No âmbito da reforma tributária, Silvia entende que o tempo de debate poderia ser melhor aproveitado para considerar novos impostos sobre a renda.
“Aumentar as alíquotas de quem pode pagar mais e tentar combater a desigualdade. Isso seria importante discutir antes dos tributos sobre transações financeiras, como a CPMF digital, e das medidas do novo pacto federativo – ambos são temas que vêm sendo discutidos pelo governo há um bom tempo e nada foi definido ainda”, afirma.
Eleições americanas
Outro tópico abordado durante o seminário foi o impacto das eleições americanas no Brasil, que pode mudar o cenário do Brasil no médio prazo, segundo Castelar.
“Teremos um período de bastante volatilidade nos mercados no curto prazo, com efeitos na Bolsa e no câmbio e o Brasil vai sentir esses efeitos principalmente devido à relação próxima entre Jair Bolsonaro e Donald Trump”, diz. As eleições acontecem no dia 3 de novembro.
Considerando os cenários, ele entende que a a eleição do democrata Joe Biden teria impactos não triviais ao Brasil e do ponto de vista de governança seria mais negativa.
“Causaria um problema de inserção global porque Biden tem um viés de pensamento oposto ao de Trump, portanto também diferente do nosso presidente. Ainda, a forma com que estamos lidando com a questão ambiental pode ter impacto relevante nesse processo de afastamento entre os países. Seria um risco a mais na atual situação”, afirma.

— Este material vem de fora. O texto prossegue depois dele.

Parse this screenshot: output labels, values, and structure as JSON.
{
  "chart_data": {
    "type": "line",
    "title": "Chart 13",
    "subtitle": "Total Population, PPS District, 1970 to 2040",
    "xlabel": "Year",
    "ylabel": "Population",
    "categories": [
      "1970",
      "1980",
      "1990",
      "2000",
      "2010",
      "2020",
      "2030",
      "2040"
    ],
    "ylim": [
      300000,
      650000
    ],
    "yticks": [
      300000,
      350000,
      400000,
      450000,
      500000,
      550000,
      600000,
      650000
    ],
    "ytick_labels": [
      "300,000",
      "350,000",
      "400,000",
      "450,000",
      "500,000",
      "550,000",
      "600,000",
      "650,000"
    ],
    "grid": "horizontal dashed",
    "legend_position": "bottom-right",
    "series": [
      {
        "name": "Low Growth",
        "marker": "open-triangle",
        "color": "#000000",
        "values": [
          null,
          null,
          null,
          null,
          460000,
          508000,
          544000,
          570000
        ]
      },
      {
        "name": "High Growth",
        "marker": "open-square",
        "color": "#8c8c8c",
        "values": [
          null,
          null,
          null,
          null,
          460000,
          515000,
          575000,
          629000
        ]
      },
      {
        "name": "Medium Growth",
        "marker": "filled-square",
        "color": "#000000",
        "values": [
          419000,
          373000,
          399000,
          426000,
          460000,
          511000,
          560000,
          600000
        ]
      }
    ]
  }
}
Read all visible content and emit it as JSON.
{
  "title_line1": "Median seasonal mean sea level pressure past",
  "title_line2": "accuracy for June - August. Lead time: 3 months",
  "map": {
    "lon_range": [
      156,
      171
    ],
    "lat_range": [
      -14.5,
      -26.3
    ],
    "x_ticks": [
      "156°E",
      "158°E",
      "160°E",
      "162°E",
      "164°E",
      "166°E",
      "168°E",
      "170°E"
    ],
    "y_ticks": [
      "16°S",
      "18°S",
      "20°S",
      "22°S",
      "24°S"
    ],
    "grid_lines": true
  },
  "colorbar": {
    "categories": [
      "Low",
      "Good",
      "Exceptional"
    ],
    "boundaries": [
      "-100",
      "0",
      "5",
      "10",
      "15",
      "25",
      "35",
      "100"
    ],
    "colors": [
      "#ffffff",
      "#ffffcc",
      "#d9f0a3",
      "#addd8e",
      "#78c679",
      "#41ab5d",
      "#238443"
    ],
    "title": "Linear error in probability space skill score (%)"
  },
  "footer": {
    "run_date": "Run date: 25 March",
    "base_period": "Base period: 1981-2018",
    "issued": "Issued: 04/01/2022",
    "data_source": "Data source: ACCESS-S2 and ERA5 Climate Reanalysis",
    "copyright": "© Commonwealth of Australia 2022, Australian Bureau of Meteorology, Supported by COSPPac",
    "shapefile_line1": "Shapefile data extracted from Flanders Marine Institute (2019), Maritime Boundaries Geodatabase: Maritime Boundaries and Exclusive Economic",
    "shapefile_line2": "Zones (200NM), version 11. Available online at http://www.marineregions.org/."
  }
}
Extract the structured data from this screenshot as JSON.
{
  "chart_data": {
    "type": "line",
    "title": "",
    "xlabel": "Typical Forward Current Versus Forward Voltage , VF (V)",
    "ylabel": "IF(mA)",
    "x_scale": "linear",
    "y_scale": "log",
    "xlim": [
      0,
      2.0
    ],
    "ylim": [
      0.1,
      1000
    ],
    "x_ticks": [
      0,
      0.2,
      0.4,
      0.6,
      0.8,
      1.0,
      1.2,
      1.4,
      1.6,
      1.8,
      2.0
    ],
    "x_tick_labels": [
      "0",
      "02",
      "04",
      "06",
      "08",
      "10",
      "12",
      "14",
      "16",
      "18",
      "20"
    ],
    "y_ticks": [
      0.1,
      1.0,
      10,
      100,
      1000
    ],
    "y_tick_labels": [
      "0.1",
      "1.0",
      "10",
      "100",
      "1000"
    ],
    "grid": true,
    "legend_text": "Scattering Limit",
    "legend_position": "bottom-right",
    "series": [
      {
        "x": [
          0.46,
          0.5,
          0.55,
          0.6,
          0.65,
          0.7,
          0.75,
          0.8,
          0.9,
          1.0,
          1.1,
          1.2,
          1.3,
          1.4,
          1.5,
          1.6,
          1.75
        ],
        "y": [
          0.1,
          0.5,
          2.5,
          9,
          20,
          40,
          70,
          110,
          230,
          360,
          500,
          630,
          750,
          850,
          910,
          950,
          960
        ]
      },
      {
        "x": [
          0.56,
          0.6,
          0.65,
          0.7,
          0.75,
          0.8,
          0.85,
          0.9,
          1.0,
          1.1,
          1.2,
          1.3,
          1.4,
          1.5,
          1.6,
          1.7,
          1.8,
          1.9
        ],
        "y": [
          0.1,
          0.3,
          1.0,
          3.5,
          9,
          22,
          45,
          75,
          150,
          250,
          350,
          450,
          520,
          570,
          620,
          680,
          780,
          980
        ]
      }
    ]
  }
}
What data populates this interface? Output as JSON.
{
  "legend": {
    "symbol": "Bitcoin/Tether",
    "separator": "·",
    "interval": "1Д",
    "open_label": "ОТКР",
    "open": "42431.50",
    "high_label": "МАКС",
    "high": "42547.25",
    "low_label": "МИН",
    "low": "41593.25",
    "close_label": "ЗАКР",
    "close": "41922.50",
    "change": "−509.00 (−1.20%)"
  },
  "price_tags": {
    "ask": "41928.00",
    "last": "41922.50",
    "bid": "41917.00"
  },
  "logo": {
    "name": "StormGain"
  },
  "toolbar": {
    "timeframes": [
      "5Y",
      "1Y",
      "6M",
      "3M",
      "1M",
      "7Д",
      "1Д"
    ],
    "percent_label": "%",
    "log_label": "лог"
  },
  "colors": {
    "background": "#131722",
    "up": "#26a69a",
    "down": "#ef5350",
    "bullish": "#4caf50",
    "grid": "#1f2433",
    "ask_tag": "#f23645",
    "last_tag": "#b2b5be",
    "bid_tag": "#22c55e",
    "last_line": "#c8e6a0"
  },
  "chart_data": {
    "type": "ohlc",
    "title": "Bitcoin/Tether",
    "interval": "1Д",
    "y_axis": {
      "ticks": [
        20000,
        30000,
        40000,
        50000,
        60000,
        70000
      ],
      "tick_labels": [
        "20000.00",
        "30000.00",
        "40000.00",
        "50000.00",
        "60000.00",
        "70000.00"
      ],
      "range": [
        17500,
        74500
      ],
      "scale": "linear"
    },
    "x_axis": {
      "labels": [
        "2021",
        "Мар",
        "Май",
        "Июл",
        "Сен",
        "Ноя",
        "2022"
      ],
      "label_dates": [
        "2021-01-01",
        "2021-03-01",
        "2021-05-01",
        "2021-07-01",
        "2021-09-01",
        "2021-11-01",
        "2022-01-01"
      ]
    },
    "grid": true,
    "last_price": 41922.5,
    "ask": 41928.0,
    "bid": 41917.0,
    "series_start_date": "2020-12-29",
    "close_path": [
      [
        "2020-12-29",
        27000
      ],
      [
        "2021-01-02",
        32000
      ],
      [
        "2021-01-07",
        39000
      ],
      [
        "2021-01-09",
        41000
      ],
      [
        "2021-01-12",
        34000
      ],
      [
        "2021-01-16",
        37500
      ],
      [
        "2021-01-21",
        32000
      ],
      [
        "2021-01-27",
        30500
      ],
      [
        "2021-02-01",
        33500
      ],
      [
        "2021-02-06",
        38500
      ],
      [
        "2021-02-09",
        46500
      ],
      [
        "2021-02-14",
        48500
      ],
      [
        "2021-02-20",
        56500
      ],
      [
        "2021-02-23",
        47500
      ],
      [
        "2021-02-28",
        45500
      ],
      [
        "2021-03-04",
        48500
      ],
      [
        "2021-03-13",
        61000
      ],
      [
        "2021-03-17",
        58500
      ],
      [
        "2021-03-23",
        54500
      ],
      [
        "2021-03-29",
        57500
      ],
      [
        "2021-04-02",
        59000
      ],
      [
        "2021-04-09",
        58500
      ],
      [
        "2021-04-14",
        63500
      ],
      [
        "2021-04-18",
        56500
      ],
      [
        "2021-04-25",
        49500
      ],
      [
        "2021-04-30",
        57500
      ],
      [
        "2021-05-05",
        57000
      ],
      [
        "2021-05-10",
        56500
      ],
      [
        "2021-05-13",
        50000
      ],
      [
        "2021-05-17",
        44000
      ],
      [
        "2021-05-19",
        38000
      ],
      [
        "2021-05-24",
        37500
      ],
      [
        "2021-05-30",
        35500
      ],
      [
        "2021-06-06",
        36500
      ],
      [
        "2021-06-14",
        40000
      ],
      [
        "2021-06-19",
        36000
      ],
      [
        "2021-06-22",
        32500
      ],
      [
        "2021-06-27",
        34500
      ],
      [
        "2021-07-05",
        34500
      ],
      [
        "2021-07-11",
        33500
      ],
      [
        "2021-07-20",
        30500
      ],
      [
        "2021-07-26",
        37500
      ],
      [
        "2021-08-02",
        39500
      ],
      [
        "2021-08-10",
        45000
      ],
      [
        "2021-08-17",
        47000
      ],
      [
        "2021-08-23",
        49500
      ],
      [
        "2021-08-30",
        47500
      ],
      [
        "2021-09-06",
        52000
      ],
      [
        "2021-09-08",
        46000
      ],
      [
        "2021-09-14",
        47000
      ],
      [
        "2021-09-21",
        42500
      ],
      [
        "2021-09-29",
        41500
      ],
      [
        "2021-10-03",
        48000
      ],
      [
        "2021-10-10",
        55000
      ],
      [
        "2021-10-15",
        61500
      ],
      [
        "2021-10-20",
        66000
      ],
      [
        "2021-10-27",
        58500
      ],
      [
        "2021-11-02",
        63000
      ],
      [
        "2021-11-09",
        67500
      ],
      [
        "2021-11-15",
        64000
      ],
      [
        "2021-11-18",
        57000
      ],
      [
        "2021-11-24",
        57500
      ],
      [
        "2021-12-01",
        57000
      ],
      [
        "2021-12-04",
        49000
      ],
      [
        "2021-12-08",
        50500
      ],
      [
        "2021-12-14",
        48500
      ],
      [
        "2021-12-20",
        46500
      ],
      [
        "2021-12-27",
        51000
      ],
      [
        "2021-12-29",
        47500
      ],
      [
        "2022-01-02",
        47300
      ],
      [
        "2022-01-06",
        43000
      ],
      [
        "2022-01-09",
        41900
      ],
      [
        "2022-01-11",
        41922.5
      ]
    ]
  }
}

Por outro lado, uma vitória de Trump tende a ser mais positiva para o Brasil. “Daria um novo fôlego ao poder executivo e seria um sinal mais forte de que uma reeleição seria possível, já que as trajetórias são parecidas’”, diz.
Segundo ele, ainda é cedo para cravar como a reeleição de Trump se traduziria por aqui na prática, mas traria um “fortalecimento pessoal para o Bolsonaro”, já que seria possível ver uma disposição maior do Congresso em trabalhar com o presidente, se a chance de reeleição fosse maior.